E così Guardiola si ritrova qualificato per la sua settima semifinale consecutiva di FA Cup. Un cammino irto di difficoltà, come dimostrano anche le gare precedenti con le vittorie in rimonta registrate contro il Leyton Orient (terza divisione, da 0-1 a 2-1) e con il Plymouth Argyle (Championship, da 0-1 a 3-1).
Alla fine comunque Guardiola ha alzato la coppa soltanto in due di queste sette occasioni (nel 2018-19 e nel 22-23, l’anno del Triplete). A testimonianza della difficoltà nel vincere (e rivincere) il torneo ma, forse, anche di come la coppa nazionale non sia un obiettivo alla pari di altri come Premier o Champions.
Vincere quest’anno però avrebbe un sapore particolare. Prima di tutto perché la vittoria qualificherebbe il City alla prossima Champions League. Qualificazione che non è così scontata passando per il campionato.
In secondo luogo, vincere potrebbe salvare la stagione dei Citizens. Potrebbe perché è stato lo stesso Guardiola ad affermare che anche una eventuale vittoria in coppa non risolleverebbe le sorti di una stagione negativa.
Tuttavia, la FA Cup non è la nostra coppa Italia. Vincerla ha un altro significato, se non altro perché si tratta di una competizione a cui partecipano anche le formazioni delle serie minori e che, di conseguenza, è aperta a casi di giant killing, di piccole che eliminano le grandi.

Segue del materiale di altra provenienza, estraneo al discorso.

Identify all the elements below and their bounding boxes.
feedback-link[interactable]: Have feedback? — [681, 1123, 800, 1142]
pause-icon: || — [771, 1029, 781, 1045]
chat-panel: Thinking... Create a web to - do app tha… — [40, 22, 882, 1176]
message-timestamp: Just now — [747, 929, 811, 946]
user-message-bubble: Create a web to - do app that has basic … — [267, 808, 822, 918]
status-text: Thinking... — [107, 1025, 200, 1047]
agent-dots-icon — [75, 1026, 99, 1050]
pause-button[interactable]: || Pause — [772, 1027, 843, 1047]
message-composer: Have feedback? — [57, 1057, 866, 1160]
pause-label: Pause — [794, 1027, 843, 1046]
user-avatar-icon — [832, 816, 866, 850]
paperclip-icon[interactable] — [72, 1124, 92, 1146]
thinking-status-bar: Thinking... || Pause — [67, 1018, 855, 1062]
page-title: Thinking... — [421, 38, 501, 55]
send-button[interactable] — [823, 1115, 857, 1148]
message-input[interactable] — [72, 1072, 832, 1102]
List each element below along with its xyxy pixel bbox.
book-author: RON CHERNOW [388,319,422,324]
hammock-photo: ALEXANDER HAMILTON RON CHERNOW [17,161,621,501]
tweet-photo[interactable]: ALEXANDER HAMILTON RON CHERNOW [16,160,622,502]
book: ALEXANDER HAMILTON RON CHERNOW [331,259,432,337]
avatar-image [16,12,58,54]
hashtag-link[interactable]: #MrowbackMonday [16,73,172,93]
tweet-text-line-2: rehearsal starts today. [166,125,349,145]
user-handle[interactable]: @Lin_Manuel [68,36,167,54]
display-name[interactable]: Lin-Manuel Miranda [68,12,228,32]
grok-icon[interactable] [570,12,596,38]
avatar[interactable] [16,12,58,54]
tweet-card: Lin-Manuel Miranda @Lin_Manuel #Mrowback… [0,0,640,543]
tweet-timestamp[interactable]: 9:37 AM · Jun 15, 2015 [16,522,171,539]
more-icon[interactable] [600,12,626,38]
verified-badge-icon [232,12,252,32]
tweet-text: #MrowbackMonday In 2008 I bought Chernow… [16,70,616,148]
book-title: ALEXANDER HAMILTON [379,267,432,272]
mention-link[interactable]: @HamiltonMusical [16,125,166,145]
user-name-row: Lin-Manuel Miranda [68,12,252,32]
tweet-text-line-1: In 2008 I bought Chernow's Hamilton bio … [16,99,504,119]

Detto questo e ricordando che il trofeo non è stato ancora vinto (per farlo il City dovrà prima superare il Nottingham Forest in semifinale e poi battere a Wembley una fra Aston Villa e Crystal Palace) è da ritenere che, comunque vada a finire, i detrattori di Guardiola saranno sempre pronti a considerarlo (a torto o a ragione) un titolo secondario rispetto a quelli che erano gli obiettivi di inizio anno. Comunque, come direbbe Massimo Catalano, meglio chiudere la stagione con un trofeo che senza.